In the 12th century, a Carthusian monk named Guigo, formalized four stages to the practice of Lectio Divina. He described four levels of meaning and four approaches to the text: lectio (reading and then understanding the text, head centered), meditatio (reflection and contextualizing the meaning, heart centered), oratio (listening within and living the meaning, gut centered), and contemplatio (being still, and meeting God in the text).
The approach allows one to first become keenly aware of what is on the page and then successively builds to greater and deeper meaning within (using our distinct three centers), until ultimately bringing us to personal connection and action. Each of these steps together form a process by which we encounter God in His sacred word and respond to His grace. They form parts of a larger whole, but each one comes with a certain set of skills for us to master. For me this practice brings creative inspiration as I receive God’s love and attention, which I accept through my faith in His word–“and leap to flame”.
You can learn more at https://www.slideshare.net/mikep7/ld-short-presentation-2225112.

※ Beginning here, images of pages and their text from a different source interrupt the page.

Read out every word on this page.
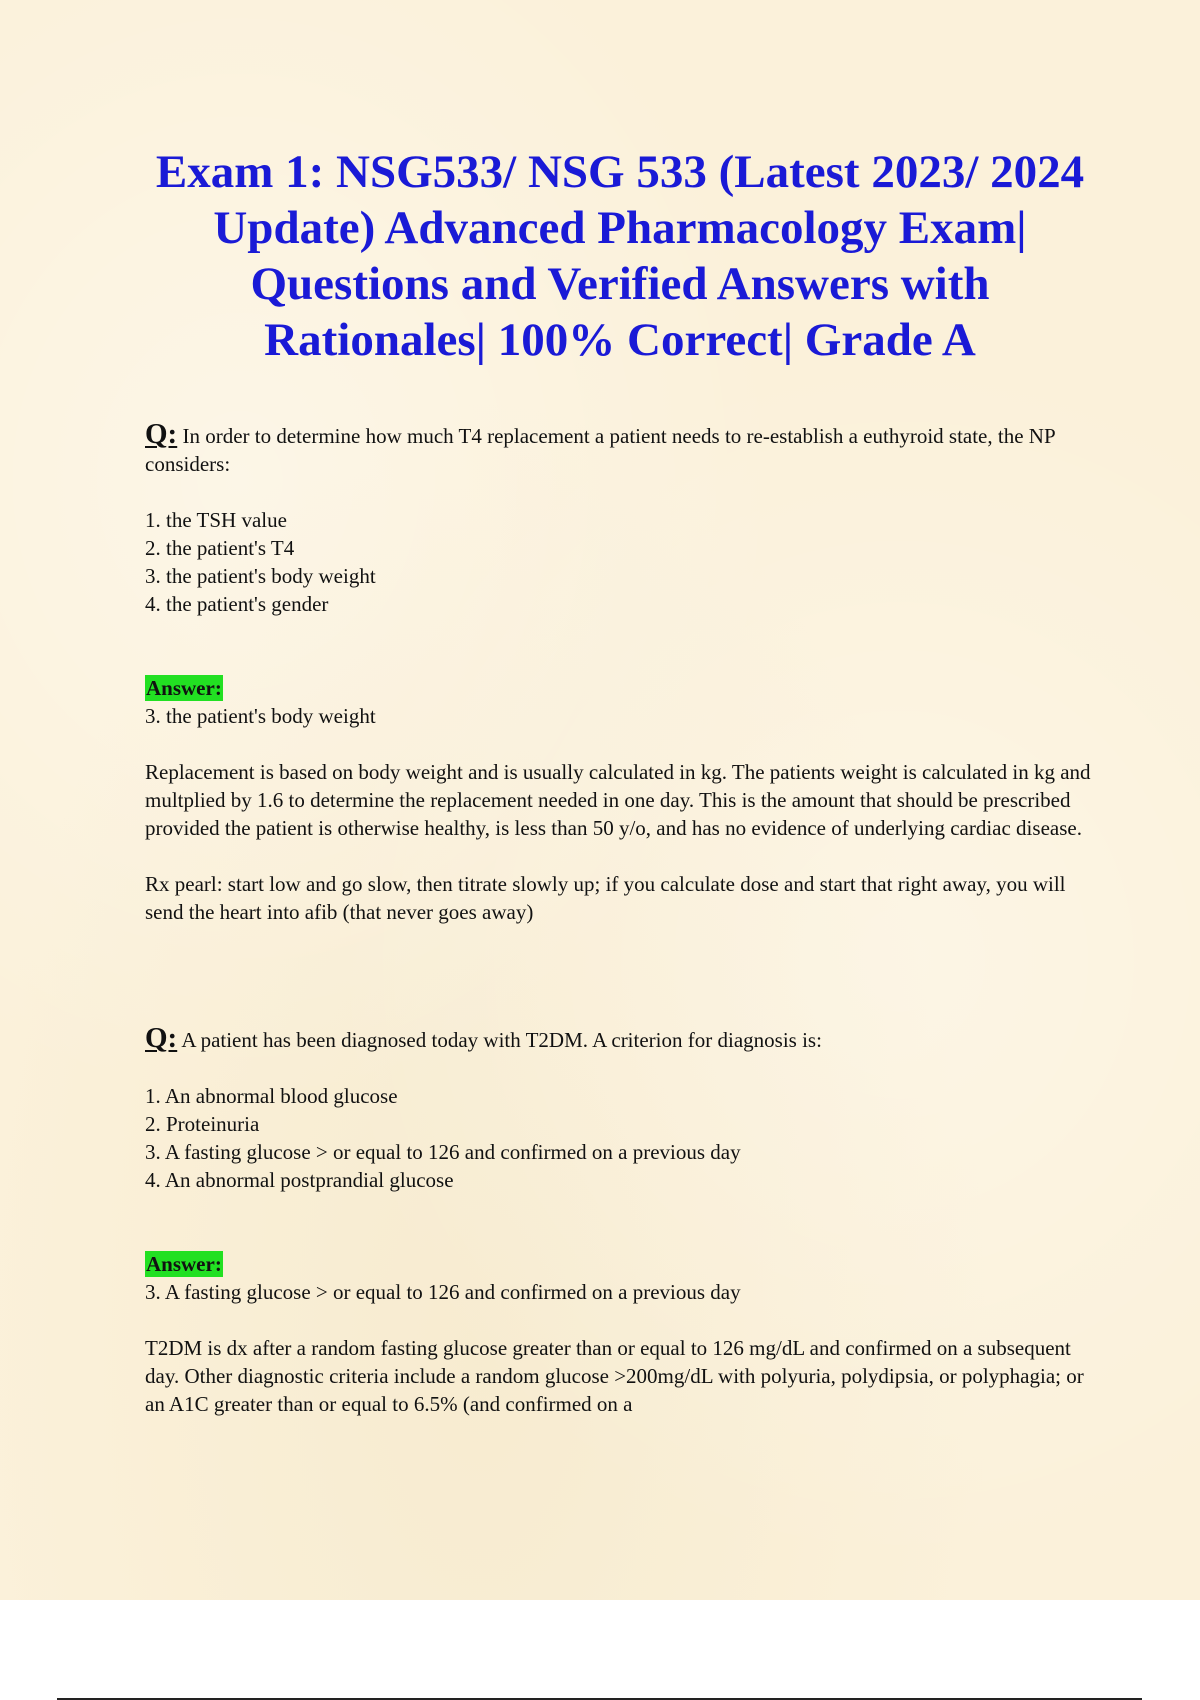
Exam 1: NSG533/ NSG 533 (Latest 2023/ 2024 Update) Advanced Pharmacology Exam| Questions and Verified Answers with Rationales| 100% Correct| Grade A

Q: In order to determine how much T4 replacement a patient needs to re-establish a euthyroid state, the NP considers:

1. the TSH value
2. the patient's T4
3. the patient's body weight
4. the patient's gender

Answer:

3. the patient's body weight

Replacement is based on body weight and is usually calculated in kg. The patients weight is calculated in kg and multplied by 1.6 to determine the replacement needed in one day. This is the amount that should be prescribed provided the patient is otherwise healthy, is less than 50 y/o, and has no evidence of underlying cardiac disease.

Rx pearl: start low and go slow, then titrate slowly up; if you calculate dose and start that right away, you will send the heart into afib (that never goes away)

Q: A patient has been diagnosed today with T2DM. A criterion for diagnosis is:

1. An abnormal blood glucose
2. Proteinuria
3. A fasting glucose > or equal to 126 and confirmed on a previous day
4. An abnormal postprandial glucose

Answer:

3. A fasting glucose > or equal to 126 and confirmed on a previous day

T2DM is dx after a random fasting glucose greater than or equal to 126 mg/dL and confirmed on a subsequent day. Other diagnostic criteria include a random glucose >200mg/dL with polyuria, polydipsia, or polyphagia; or an A1C greater than or equal to 6.5% (and confirmed on a
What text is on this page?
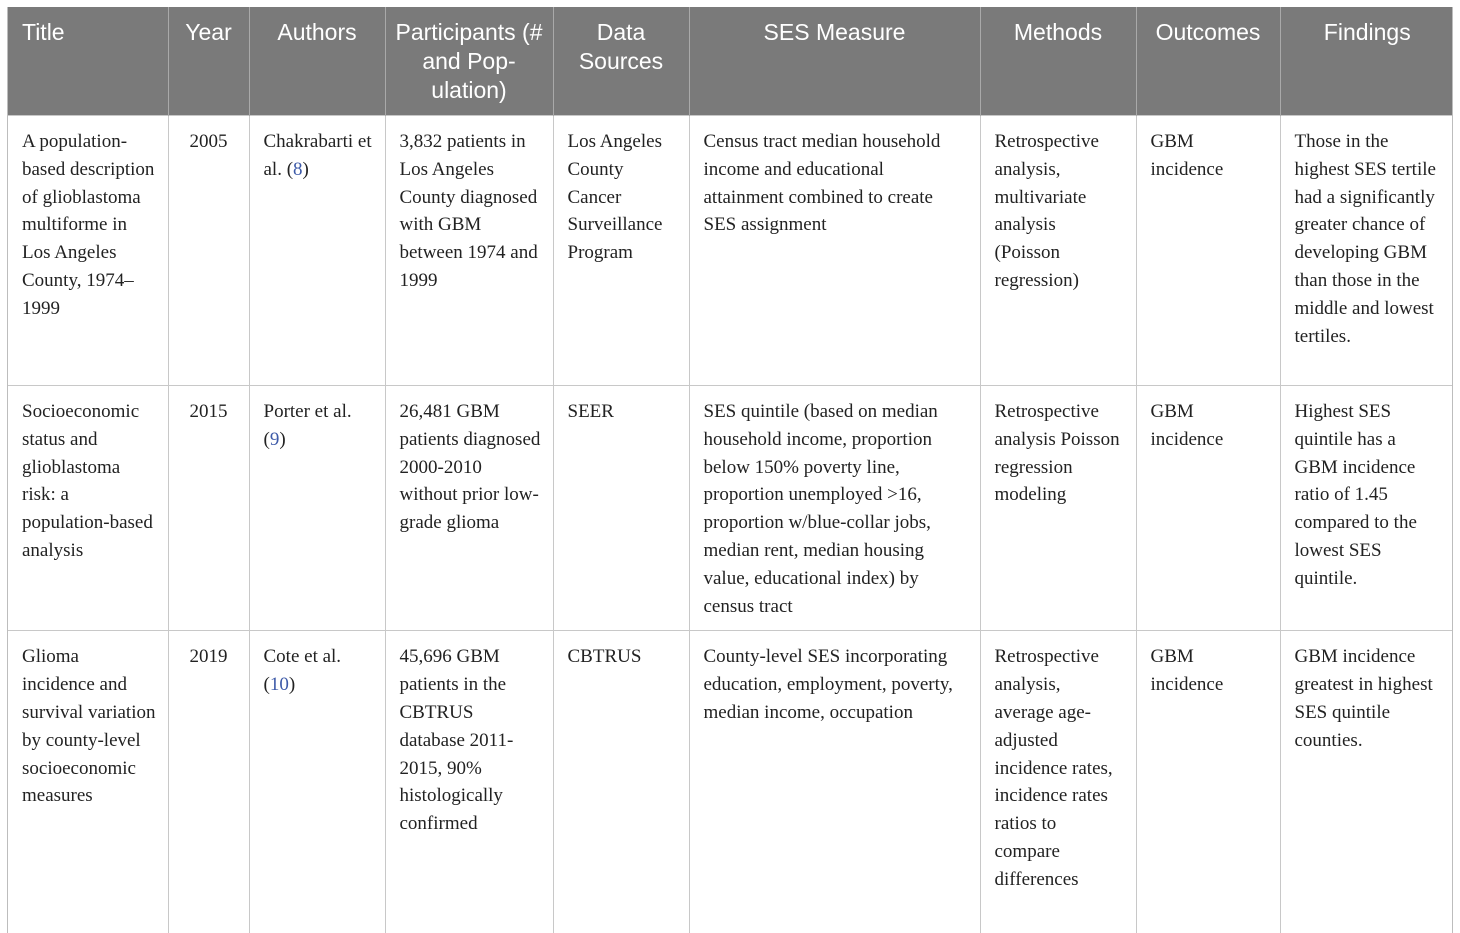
Title	Year	Authors	Participants (# and Pop-ulation)	Data Sources	SES Measure	Methods	Outcomes	Findings
A population-based description of glioblastoma multiforme in Los Angeles County, 1974–1999	2005	Chakrabarti et al. (8)	3,832 patients in Los Angeles County diagnosed with GBM between 1974 and 1999	Los Angeles County Cancer Surveillance Program	Census tract median household income and educational attainment combined to create SES assignment	Retrospective analysis, multivariate analysis (Poisson regression)	GBM incidence	Those in the highest SES tertile had a significantly greater chance of developing GBM than those in the middle and lowest tertiles.
Socioeconomic status and glioblastoma risk: a population-based analysis	2015	Porter et al. (9)	26,481 GBM patients diagnosed 2000-2010 without prior low-grade glioma	SEER	SES quintile (based on median household income, proportion below 150% poverty line, proportion unemployed >16, proportion w/blue-collar jobs, median rent, median housing value, educational index) by census tract	Retrospective analysis Poisson regression modeling	GBM incidence	Highest SES quintile has a GBM incidence ratio of 1.45 compared to the lowest SES quintile.
Glioma incidence and survival variation by county-level socioeconomic measures	2019	Cote et al. (10)	45,696 GBM patients in the CBTRUS database 2011-2015, 90% histologically confirmed	CBTRUS	County-level SES incorporating education, employment, poverty, median income, occupation	Retrospective analysis, average age-adjusted incidence rates, incidence rates ratios to compare differences	GBM incidence	GBM incidence greatest in highest SES quintile counties.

One creative application (from a secular standpoint) of Lectio Divina is from David G. Haskell, Associate Professor of Biology and Environmental Science at the University of the South, in his course on “Food and Hunger: Contemplation and Action,” introduces a modification for reading short essays on hunger and food in class. This participatory process of reading aloud around the room immerses students in the text so that “they’re swimming in it.”
In a circle of students, he reminds students to project their voices and assures them that it is all right to pass; in initial stages of group work, it is important that students feel comfortable. This provides a safe place that allows them to embrace fear rather than freeze or fight it.
The instructions for his exercise are as follows:
- Sit quietly and relax our minds and bodies for one minute.
- Read aloud, slowly, the entire text, each of us reading one or two sentences, “passing along” the reading to the left to the next reader.
- One minute of silence and reflection.
- One of us reads aloud the short passage that we have chosen in advance.
- Another minute of silence and reflection.
- We share a word or short phrase in response to the reading—just give voice to the word without explanation or discussion.
- Another person reads the short passage again.
- One minute of silence and reflection.
- We share longer responses to the text—a sentence or two. We listen attentively to one another without correcting or disputing.
- Another person reads the short passage one last time, followed by another minute of silence.
I’d love to hear from you readers, which of these practices (if any) help you with your creative process? Are you willing to try something new?